La película es climática, pero funciona solo a tirones, con trechos muy atractivos y otros en que el filme se hace cuesta arriba, pesado de ver. Me resulta muy interesante la visión del gótico norteamericano, con un Price que podría ser un personaje de Hawthorne. Hay algunas escenas, como la del baile, en que la imagen del actor recuerda a las siluetas de tantos personajes que inspiraron a Tim Burton, admirador devoto de Vincent Price. Con su aspecto elegante y cierta ironía nunca explotada en su carrera lúgubre, si hubiera nacido diez años antes, Price podría haber participado en algunas comedias de Lubitsch de los treinta. Su personaje, nihilista, es lo mejor de la película, que tiene errores tan perturbadores y extraños como la desaparición de varios de sus personajes a mitad de ella sin que nada se explique al respecto. La niña de Nicholas Van Ryn, que revela a Miranda las presencias malignas que habitan el castillo, se evapora de una escena para otra, al igual que una sirvienta, sustituida en el tramo final por otra criada, una joven Jessica Tandy, maltratada por su señor con sadismo verbal.

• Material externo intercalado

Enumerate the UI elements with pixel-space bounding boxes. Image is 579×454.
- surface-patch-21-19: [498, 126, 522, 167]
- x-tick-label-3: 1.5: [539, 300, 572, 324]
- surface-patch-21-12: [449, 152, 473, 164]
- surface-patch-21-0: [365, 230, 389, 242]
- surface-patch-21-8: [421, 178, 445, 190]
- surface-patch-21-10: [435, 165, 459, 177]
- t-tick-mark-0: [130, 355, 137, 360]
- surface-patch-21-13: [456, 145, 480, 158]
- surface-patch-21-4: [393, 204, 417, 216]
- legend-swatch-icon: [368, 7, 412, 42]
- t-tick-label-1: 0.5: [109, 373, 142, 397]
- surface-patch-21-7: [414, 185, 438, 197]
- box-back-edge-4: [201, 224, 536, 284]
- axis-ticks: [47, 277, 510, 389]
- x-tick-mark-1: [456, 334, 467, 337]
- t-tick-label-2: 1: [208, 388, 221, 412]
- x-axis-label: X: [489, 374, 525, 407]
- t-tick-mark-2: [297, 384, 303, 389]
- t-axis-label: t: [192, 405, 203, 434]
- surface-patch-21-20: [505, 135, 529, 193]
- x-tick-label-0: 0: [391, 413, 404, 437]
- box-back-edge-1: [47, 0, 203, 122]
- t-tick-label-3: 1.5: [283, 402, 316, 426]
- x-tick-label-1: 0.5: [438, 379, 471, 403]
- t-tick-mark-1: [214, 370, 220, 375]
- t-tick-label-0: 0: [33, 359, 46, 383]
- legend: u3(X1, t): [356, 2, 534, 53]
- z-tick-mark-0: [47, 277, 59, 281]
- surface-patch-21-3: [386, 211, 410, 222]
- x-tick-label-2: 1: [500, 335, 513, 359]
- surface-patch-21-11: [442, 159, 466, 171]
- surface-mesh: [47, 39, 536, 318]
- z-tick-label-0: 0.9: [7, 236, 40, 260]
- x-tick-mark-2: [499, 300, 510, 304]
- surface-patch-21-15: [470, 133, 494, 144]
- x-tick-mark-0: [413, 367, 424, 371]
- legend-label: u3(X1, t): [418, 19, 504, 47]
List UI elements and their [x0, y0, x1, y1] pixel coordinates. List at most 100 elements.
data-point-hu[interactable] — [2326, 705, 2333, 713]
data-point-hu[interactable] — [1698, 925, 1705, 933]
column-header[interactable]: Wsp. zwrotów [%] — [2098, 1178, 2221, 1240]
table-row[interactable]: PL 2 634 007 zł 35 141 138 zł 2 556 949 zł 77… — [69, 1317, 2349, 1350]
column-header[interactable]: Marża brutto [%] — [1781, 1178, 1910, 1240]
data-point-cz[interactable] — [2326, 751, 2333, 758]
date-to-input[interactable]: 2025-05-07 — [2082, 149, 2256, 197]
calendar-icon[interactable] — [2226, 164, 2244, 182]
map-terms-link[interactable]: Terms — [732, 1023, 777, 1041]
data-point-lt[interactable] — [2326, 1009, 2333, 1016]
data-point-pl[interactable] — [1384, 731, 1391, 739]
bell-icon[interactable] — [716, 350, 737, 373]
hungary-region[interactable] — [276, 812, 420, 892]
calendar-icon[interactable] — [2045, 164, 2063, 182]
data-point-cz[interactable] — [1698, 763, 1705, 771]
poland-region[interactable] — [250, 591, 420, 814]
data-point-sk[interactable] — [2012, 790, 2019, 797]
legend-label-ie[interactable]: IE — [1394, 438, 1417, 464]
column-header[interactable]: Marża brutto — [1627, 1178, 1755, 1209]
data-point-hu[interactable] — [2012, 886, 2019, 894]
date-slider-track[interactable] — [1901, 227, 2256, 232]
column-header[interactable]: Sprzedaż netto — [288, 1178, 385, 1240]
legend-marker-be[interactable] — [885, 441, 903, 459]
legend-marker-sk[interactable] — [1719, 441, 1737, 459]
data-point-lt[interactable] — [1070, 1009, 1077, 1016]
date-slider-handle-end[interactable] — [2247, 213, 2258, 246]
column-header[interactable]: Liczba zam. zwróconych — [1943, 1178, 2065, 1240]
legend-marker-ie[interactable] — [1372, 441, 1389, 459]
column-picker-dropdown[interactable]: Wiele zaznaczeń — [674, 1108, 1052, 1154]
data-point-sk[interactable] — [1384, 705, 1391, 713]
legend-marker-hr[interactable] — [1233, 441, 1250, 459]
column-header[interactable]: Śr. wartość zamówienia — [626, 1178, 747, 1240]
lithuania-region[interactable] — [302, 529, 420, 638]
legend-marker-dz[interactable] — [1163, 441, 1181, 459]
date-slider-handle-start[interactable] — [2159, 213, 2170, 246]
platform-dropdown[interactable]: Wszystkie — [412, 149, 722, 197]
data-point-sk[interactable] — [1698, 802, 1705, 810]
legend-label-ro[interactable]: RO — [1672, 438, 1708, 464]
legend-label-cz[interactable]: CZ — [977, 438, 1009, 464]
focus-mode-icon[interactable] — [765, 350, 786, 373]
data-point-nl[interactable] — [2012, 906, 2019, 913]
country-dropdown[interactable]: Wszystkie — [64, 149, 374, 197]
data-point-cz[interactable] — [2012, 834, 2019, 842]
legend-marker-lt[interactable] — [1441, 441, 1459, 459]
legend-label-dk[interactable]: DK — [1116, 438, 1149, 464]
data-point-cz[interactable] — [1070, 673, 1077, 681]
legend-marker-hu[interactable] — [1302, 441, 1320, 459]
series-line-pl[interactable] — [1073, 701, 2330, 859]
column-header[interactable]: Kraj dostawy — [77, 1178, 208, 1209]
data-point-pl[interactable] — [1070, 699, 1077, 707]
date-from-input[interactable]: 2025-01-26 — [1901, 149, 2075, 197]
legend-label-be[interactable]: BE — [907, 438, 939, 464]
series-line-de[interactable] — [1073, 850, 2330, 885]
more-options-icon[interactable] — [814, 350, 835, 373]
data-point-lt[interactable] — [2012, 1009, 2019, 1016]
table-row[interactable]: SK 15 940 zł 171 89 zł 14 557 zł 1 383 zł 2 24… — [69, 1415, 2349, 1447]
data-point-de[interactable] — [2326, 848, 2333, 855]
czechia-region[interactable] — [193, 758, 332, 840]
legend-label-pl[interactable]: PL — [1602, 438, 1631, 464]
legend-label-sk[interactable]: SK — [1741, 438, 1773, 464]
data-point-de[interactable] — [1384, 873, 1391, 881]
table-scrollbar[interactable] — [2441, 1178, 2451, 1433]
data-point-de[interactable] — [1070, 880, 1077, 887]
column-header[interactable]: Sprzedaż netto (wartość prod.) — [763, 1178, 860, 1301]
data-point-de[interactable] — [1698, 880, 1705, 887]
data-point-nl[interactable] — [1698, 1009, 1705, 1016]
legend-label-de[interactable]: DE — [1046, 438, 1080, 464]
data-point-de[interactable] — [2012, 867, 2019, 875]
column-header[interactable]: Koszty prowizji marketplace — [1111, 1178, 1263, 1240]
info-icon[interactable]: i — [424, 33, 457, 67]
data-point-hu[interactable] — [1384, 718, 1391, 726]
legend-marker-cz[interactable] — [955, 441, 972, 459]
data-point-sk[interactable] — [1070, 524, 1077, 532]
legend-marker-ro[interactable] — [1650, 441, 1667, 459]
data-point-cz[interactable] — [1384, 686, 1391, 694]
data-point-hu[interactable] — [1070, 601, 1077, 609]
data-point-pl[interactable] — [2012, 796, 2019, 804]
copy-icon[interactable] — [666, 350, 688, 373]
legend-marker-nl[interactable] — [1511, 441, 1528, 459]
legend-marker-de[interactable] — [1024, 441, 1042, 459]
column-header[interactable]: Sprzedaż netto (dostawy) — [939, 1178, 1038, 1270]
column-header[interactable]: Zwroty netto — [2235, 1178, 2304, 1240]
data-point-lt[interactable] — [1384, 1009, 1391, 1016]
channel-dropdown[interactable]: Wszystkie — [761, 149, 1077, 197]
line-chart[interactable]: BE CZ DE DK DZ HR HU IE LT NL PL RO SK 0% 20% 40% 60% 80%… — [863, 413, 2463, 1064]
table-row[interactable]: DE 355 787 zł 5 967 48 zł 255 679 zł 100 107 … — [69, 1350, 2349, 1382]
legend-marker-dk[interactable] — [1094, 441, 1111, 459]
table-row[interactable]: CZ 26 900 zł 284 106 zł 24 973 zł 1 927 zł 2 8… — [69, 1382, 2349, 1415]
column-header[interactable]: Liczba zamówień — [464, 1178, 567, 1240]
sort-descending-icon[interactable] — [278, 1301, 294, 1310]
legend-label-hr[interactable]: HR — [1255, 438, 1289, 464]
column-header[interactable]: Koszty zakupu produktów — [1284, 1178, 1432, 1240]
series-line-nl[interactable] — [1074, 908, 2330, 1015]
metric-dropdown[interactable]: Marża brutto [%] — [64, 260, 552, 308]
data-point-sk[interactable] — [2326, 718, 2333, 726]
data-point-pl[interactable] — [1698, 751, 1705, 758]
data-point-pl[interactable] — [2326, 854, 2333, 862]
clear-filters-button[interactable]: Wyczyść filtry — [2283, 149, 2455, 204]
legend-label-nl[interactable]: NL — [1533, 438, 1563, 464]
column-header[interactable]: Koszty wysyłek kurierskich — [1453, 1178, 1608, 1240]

Con todos esos errores, y algunos más que por devoción a su director no señalaré, pero también con la acertada intensidad de algunas de sus escenas -las mejores son las más enloquecidas-, Dragonwyck supuso la entrada en el cine de Mankiewicz, el comienzo un tanto extraño para el estilo de su obra, más urbana de lo que esta película pudiera presagiar. Gracias al sistema de estudios que entonces imperaba en Hollywood, Mankiewicz exploraría en adelante otros géneros y en casi todos ellos, incluido el fantástico, dejó alguna obra maestra.